I saw @NoReturn say in the ladykiwi section of the site (for artifact reasons I can't post in the salon so I'll say it here) about how the whole thing actually makes you more able to help others irl and makes you willing to be more transparent with people, and I couldn't agree more.

There are so many weirdos who you'd never have had experience with IRL featured on the site, and that's great.
But beyond that, kind of just being reminded that there are other real people out there makes you realize how fucking absurd it is how scared people are of each other. I've always believed in emotional honesty, but it's a little bit different when you're typing completely depersonalized words to a group of multinational, multicultural individuals, gays, trannies, furries, FEMOIDS, old, young, etc.

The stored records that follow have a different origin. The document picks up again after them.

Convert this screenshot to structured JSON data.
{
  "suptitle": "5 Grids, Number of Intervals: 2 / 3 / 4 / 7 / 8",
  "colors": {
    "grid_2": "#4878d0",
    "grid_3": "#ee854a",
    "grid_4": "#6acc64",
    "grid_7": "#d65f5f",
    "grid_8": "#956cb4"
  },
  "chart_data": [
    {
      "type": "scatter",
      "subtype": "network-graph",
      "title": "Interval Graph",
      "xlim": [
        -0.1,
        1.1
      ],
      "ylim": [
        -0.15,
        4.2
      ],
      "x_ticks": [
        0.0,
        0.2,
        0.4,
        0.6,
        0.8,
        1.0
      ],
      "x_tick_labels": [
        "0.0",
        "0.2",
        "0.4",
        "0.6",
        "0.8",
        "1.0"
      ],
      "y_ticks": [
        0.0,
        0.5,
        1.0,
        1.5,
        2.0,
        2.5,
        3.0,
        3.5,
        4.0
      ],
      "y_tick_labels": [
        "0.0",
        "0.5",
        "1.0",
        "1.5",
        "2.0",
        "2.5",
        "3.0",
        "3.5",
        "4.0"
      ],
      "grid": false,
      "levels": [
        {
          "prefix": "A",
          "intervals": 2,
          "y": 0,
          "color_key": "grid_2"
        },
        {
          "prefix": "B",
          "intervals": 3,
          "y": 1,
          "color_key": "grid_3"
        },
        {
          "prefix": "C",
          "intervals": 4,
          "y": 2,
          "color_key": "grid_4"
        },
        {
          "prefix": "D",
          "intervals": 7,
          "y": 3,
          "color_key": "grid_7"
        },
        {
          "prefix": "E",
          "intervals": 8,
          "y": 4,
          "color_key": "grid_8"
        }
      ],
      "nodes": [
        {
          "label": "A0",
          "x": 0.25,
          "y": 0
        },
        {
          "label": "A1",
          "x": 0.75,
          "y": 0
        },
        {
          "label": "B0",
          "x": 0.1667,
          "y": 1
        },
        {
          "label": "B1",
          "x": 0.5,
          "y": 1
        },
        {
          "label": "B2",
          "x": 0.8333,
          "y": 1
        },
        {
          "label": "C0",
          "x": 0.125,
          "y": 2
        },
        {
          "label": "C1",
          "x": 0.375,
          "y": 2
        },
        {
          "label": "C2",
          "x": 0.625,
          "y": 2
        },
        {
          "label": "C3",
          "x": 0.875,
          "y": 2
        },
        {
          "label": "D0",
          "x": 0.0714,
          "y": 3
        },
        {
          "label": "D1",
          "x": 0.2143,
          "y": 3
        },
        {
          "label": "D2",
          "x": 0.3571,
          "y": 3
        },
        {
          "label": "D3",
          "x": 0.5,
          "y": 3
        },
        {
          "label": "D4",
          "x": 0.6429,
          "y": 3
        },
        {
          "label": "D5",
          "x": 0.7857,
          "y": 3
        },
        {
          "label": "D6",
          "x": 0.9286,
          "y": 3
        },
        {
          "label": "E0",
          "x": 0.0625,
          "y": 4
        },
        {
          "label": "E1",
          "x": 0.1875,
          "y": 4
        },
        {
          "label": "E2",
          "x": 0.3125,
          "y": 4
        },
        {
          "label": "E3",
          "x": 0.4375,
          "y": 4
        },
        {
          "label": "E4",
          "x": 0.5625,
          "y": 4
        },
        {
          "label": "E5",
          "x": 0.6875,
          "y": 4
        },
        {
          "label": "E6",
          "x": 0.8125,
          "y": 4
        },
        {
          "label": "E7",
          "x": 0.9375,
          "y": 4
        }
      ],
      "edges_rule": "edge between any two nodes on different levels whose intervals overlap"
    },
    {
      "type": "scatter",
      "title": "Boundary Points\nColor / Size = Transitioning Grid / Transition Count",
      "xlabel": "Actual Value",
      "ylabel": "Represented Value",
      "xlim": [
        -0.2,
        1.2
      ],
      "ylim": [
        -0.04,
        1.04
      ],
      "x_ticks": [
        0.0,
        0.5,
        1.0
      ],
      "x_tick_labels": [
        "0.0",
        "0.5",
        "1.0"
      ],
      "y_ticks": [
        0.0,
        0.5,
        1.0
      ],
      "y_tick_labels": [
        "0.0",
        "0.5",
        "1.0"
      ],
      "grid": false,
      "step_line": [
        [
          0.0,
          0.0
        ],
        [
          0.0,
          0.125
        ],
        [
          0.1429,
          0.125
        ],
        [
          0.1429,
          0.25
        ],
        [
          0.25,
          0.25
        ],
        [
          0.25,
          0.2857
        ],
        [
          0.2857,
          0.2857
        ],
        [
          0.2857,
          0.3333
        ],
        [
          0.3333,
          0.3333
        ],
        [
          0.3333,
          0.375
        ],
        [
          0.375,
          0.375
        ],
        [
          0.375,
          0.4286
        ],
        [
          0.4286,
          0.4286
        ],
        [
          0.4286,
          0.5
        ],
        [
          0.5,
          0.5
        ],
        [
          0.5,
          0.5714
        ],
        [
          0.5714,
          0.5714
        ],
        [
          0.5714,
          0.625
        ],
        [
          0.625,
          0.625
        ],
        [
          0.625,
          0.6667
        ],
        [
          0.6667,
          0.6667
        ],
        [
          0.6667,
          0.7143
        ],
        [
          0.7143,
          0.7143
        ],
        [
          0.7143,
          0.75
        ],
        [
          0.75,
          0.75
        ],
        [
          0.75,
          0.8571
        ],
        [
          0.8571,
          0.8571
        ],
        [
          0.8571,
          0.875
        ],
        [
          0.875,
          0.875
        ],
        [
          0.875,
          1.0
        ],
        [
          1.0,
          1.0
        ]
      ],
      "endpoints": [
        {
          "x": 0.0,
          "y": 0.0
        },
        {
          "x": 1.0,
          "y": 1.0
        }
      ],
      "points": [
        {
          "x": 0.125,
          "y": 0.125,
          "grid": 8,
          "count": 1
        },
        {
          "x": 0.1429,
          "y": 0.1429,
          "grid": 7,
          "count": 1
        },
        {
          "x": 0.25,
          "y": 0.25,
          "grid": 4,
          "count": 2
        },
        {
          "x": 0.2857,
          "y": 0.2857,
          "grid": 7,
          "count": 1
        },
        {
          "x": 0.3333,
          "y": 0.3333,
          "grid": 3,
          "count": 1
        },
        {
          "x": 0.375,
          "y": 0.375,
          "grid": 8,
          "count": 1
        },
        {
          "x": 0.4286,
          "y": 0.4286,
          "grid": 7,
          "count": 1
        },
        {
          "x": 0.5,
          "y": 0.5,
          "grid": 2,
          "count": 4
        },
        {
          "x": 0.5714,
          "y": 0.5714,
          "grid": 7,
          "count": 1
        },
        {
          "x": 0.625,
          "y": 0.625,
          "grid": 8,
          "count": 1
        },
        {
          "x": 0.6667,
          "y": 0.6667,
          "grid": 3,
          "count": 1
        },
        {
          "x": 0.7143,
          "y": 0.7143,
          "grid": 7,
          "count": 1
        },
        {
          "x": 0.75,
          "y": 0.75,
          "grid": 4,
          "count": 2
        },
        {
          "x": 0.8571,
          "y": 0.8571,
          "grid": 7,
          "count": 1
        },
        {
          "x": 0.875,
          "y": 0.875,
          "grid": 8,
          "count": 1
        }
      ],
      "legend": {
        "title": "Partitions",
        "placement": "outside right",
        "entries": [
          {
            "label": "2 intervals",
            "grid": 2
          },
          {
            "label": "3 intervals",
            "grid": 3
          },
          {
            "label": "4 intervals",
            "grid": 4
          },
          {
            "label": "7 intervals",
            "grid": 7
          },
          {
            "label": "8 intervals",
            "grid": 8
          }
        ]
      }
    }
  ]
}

If that group of people can manage to converse, then you can manage to talk to the motherfucking people outside your front door.
I'd thank Josh explicitly, but he fucking knows, he isn't stupid. There no need to patronize him man to man and make this even gayer.
 
Feeling cheesed off at the moment, had an appointment with my physician who has confirmed I have Autism. It's mild Autism but what I can't get around my head is that it's taken 34 years for a diagnosis.
I got diagnosed with mild autism as well a few weeks ago and wondered why it took long too, Apparently it's because mild Autism is rather easy to see as another issue or just as a teen or child doing a teen or child thing. Most people don't get their mild autism diagnosed until they're a teen in fact.
 
After a long day I'm glad to come home to find the site is still working. Not trying to sound too gay, but the recent events made me appreciate how fragile the existence of this site really is. That's why I treat every day like it's the last day the site's going to be up.

Coming home to find the site still up is a comfort like no other. Like returning to sleeping in your own bed after being out on a trip for a while.
 
Got officially accepted into the school I was aiming for. Will have earned my first qualification in six months. I am obviously going to keep studying beyond that since the first level is pretty low paying, but it'll be nice to have an actual qualification.

Destroyed a PC by puking vodka all over it. I contracted a stomach bug at the same time I was drinking heavily, so it was pretty violent. Not my finest hour.
 
I have to get major surgery that will require me to not work for a month and a half next month. Need to call the doctor tomorrow to finish some unpaid leave paperwork. I am just under the amount of hours worked to qualify for FMLA.